Tooling, benchmark data, base-model, corpus, and distributed artifact license boundaries are tracked separately. Site copy is not a model-weight license grant.
This page may claim an open eval/model track. It must not claim production readiness, quality gains, or released serving tags before source artifacts publish them.
Evaluation evidence currently available.
No model-quality numbers are restated here because the source baseline reports and fine-tune comparison are still pending live runs.
| Artifact | Run / commit | Task classes | Result fields | Evidence |
|---|---|---|---|---|
| gis-workflow-eval dataset and harness | 8ddf9331417d28644cb650c3eb67f92193ac337f | query 13, geoprocessing 12, styling 13, raster_ops 12 | 50 prompts; deterministic graders; report schema published. | benchmark README |
| Baseline runbooks | 8ddf9331417d28644cb650c3eb67f92193ac337f | Qwen 2.5 Coder 32B, GPT-4o, Claude Opus 4.1 | Configs and commands are published; `report.json` files are pending provider credentials and Qwen endpoint access. | baseline README · live baseline gate |
| Honua-GIS-32B model-card eval table | Last updated 2026-05-22 | overall, query, geoprocessing, styling, raster_ops | Honua-GIS, Qwen base, GPT-4o, and Claude comparison pass rates are all TBD in source. | eval table |
| Ollama / GGUF smoke path | pending live run | serving smoke only | Tokens/sec, p50 latency, GGUF SHA-256, and namespace tag are null in the state file. | Ollama state |
| NIM smoke path | wrapper merged; live smoke pending honua-gis-llm#19 | serving smoke only | NIM wrapper and dry-run harness are published; endpoint, entitlement, throughput, and latency live evidence are not published. | NIM smoke README · live smoke gate |
NIM or GGUF smoke evidence proves serving plumbing only; it is not a substitute for gis-workflow-eval model-quality results.
Run only what the source artifacts support.
The source repo publishes an eval harness and local GGUF/Ollama workflow. It does not yet publish a pullable Ollama tag, Hugging Face weight repo, or NIM image.
Artifact links and caveats.
Use this page as a status surface, not a release note.
Until gis-workflow-eval reports publish exact pass rates, Honua-GIS should not be described as outperforming any base model or closed model.
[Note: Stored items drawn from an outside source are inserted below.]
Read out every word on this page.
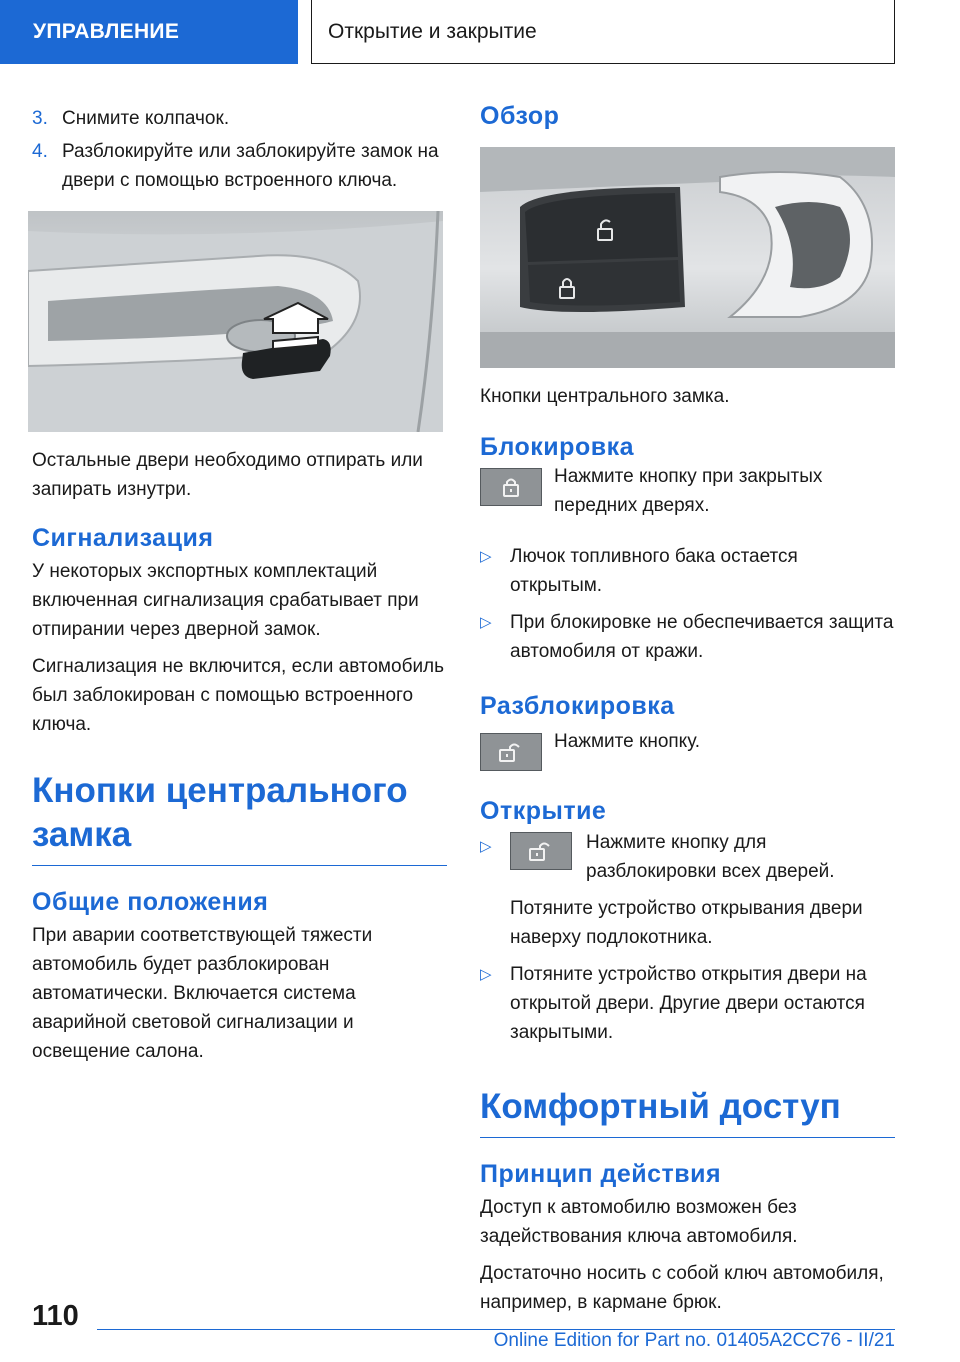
УПРАВЛЕНИЕ	Открытие и закрытие
3. Снимите колпачок.
4. Разблокируйте или заблокируйте замок на двери с помощью встроенного ключа.

Остальные двери необходимо отпирать или запирать изнутри.

Сигнализация

У некоторых экспортных комплектаций включенная сигнализация срабатывает при отпирании через дверной замок.

Сигнализация не включится, если автомобиль был заблокирован с помощью встроенного ключа.

Кнопки центрального замка
Общие положения

При аварии соответствующей тяжести автомобиль будет разблокирован автоматически. Включается система аварийной световой сигнализации и освещение салона.

Обзор

Кнопки центрального замка.

Блокировка

Нажмите кнопку при закрытых передних дверях.

▷ Лючок топливного бака остается открытым.
▷ При блокировке не обеспечивается защита автомобиля от кражи.
Разблокировка

Нажмите кнопку.

Открытие
▷	Нажмите кнопку для разблокировки всех дверей.

Потяните устройство открывания двери наверху подлокотника.

▷ Потяните устройство открытия двери на открытой двери. Другие двери остаются закрытыми.
Комфортный доступ
Принцип действия

Доступ к автомобилю возможен без задействования ключа автомобиля.

Достаточно носить с собой ключ автомобиля, например, в кармане брюк.

110
Online Edition for Part no. 01405A2CC76 - II/21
The model-card scaffold says outputs require human review and must not be used for emergency, legal, surveying, permitting, environmental compliance, or safety decisions.
The unprefixed and namespaced Ollama pull commands must wait for the source state file to record a namespace URL, tag, and GGUF SHA-256.
The site will add exact NIM commands only after the source repo publishes entitlement requirements, endpoint or image/SKU, and smoke evidence.